L’Arsenale Sforzesco, voluto dagli Sforza, duchi di Milano, fu costruito nel 1472 sulla spiaggia compresa tra i castello San Giorgio e Santa Maria: era lungo oltre 200 metri con un’imponente cortina fortificata che seguiva il profilo della spiaggia e difeso da una torre centrale e due angolari (le Torri del Soccorso Santa Maria e San Giorgio). Sul lato mare si aprivano grandi porte attraverso cui potevano essere tirate a secco le galee ducali, navi da guerra larghe circa 5 metri e lunghe 40 – 45 metri.
Per riparazioni o nel periodo invernale le navi venivano ricoverate in grandi capannoni sorretti da pilastri. Tutta l’area era chiusa da mura fortificate (sul lato città la difesa era assicurata dalle mura, che costituivano pure una cortina fortificata che metteva in collegamento i due castelli). Nell’arsenale potevano trovare riparo da 25 a 30 galee: era il più grande della Liguria (gli Sforza ne fecero costruire altri due, uno a Genova e uno a La Spezia, ma quello di Savona era il doppio degli altri).
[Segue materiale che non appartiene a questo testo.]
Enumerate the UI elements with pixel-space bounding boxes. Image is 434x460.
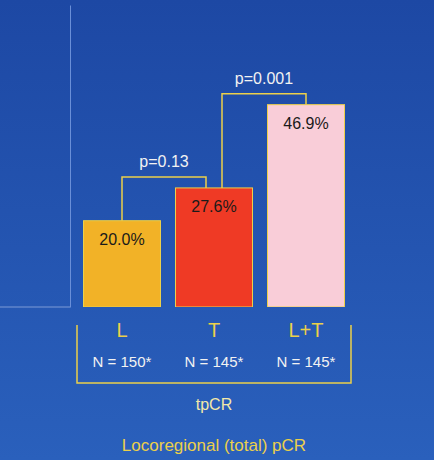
- n-label: N = 145*: [277, 353, 336, 370]
- y-axis-line: [70, 6, 71, 308]
- x-tick: L: [116, 307, 127, 341]
- x-tick-label: L+T: [288, 319, 323, 341]
- bar: [267, 105, 344, 307]
- group-label: tpCR: [196, 396, 232, 413]
- bars: [83, 105, 344, 307]
- n-label: N = 145*: [185, 353, 244, 370]
- x-tick-label: L: [116, 319, 127, 341]
- data-label: 46.9%: [283, 115, 328, 132]
- background: [0, 0, 434, 460]
- x-axis: L T L+T: [116, 307, 323, 341]
- comparison-label: p=0.13: [139, 153, 188, 170]
- x-tick: L+T: [288, 307, 323, 341]
- title: Locoregional (total) pCR: [122, 436, 306, 455]
- bar: [175, 188, 252, 307]
- comparison-bracket: [122, 177, 206, 221]
- data-label: 27.6%: [191, 198, 236, 215]
- x-tick: T: [208, 307, 220, 341]
- chart: 20.0% 27.6% 46.9% L T L+T N = 150* N = 145* N = …: [0, 0, 434, 460]
- comparison-label: p=0.001: [235, 70, 293, 87]
- y-axis: [70, 6, 71, 308]
- bar: [83, 221, 160, 307]
- baseline-stub: [0, 307, 70, 308]
- x-tick-label: T: [208, 319, 220, 341]
- comparison-bracket: [222, 94, 306, 188]
- n-label: N = 150*: [93, 353, 152, 370]
- group-bracket: [77, 325, 351, 383]
- data-label: 20.0%: [99, 231, 144, 248]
I suggestivi resti sono stati portati alla luce dagli sbancamenti effettuati per realizzare le opere progettate dall’architetto Bofill (Crescent1 e Crescent 2 di Orsa 2000 e nuova strada portuale) e negli anni scorsi per diversi mesi sono rimasti visibili dai savonesi nonostante il velo di protezione che nascondeva i cantieri edili.
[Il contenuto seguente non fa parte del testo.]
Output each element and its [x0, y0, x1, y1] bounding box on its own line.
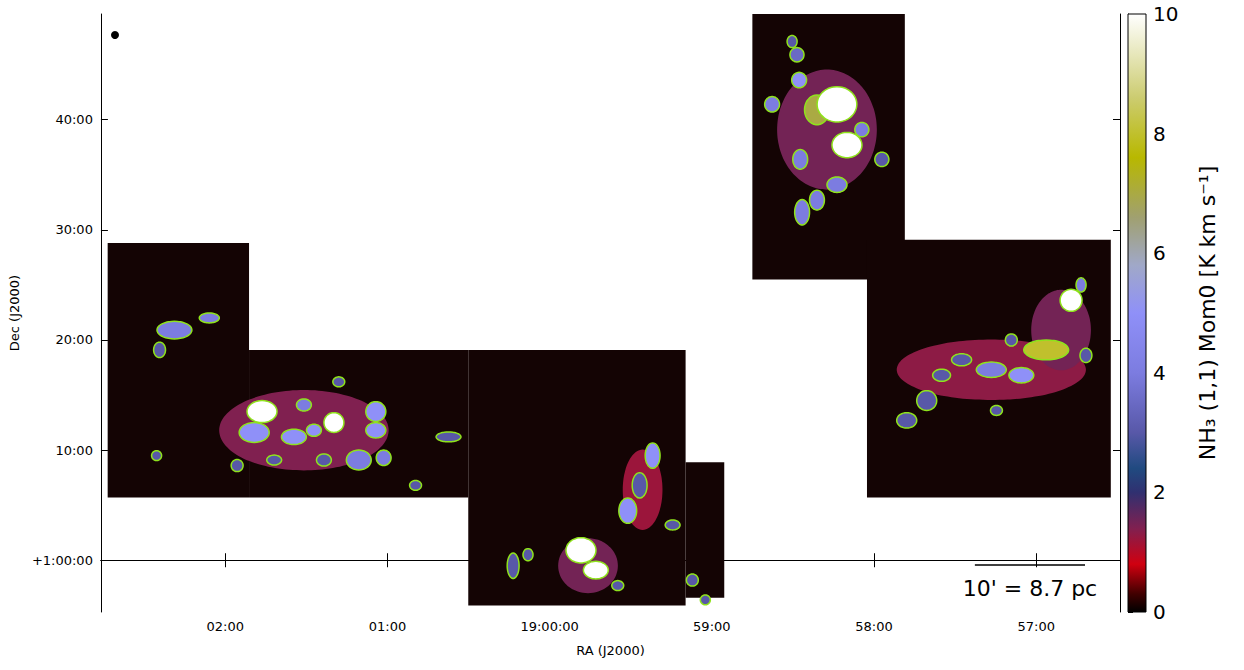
svg-text:40:00: 40:00	[55, 112, 92, 127]
svg-text:30:00: 30:00	[55, 222, 92, 237]
svg-text:10' = 8.7 pc: 10' = 8.7 pc	[963, 576, 1098, 601]
svg-text:+1:00:00: +1:00:00	[32, 553, 93, 568]
svg-text:20:00: 20:00	[55, 332, 92, 347]
svg-text:01:00: 01:00	[369, 619, 406, 634]
svg-text:58:00: 58:00	[855, 619, 892, 634]
svg-text:10:00: 10:00	[55, 443, 92, 458]
svg-text:10: 10	[1153, 2, 1178, 26]
svg-text:NH₃ (1,1) Mom0 [K km s⁻¹]: NH₃ (1,1) Mom0 [K km s⁻¹]	[1195, 166, 1220, 460]
svg-text:57:00: 57:00	[1017, 619, 1054, 634]
svg-text:RA (J2000): RA (J2000)	[576, 643, 645, 658]
svg-text:02:00: 02:00	[207, 619, 244, 634]
svg-text:2: 2	[1153, 480, 1166, 504]
svg-text:0: 0	[1153, 600, 1166, 624]
svg-text:8: 8	[1153, 122, 1166, 146]
svg-text:4: 4	[1153, 361, 1166, 385]
svg-text:59:00: 59:00	[693, 619, 730, 634]
svg-text:19:00:00: 19:00:00	[520, 619, 578, 634]
svg-text:6: 6	[1153, 241, 1166, 265]
svg-text:Dec (J2000): Dec (J2000)	[7, 275, 22, 351]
Si illustreranno anche le vicende che portarono alla demolizione dell’antica Cattedrale Santa Maria di Castello cinquant’anni dopo che era rimasta chiusa dentro alla fortezza con divieto assoluto per i savonesi di potervi ancora accedere “sotto pena de la vita”. Dopo 35 anni di utilizzo come edificio militare, su parte della sua area sorse il nuovo palazzo “habitazione del Signor Commissario della Cittadella” (il vicecomandante della fortezza) mentre una parte della chiesa rimase sepolta sotto alla “Piazza della Cittadella”.
Da tre anni le campagne archeologiche della Sezione Sabazia dell’Istituto Internazionale di Studi Liguri ne stanno via via riportando alla luce le strutture tuttora presenti sotto alla piazza, nell’ambito di una ricerca archeologica di ben più ampio respiro, volta a scoprire le origini della città e della diocesi di Savona.
Diverse immagini mostreranno quanto rimane dell’antica chiesa, portato alla luce dalle quindici campagne di scavo condotte negli ultimi 63 anni dall’Istituto Internazionale di Studi Liguri. Si ricorderanno le due descrizioni cinquecentesche dell’antica cattedrale e si evidenzierà inoltre il contributo alla conoscenza dell’antica cattedrale e della fortezza apportato dalle ricerche archivistiche dei ricercatori dell’Istituto Internazionale di Studi Liguri.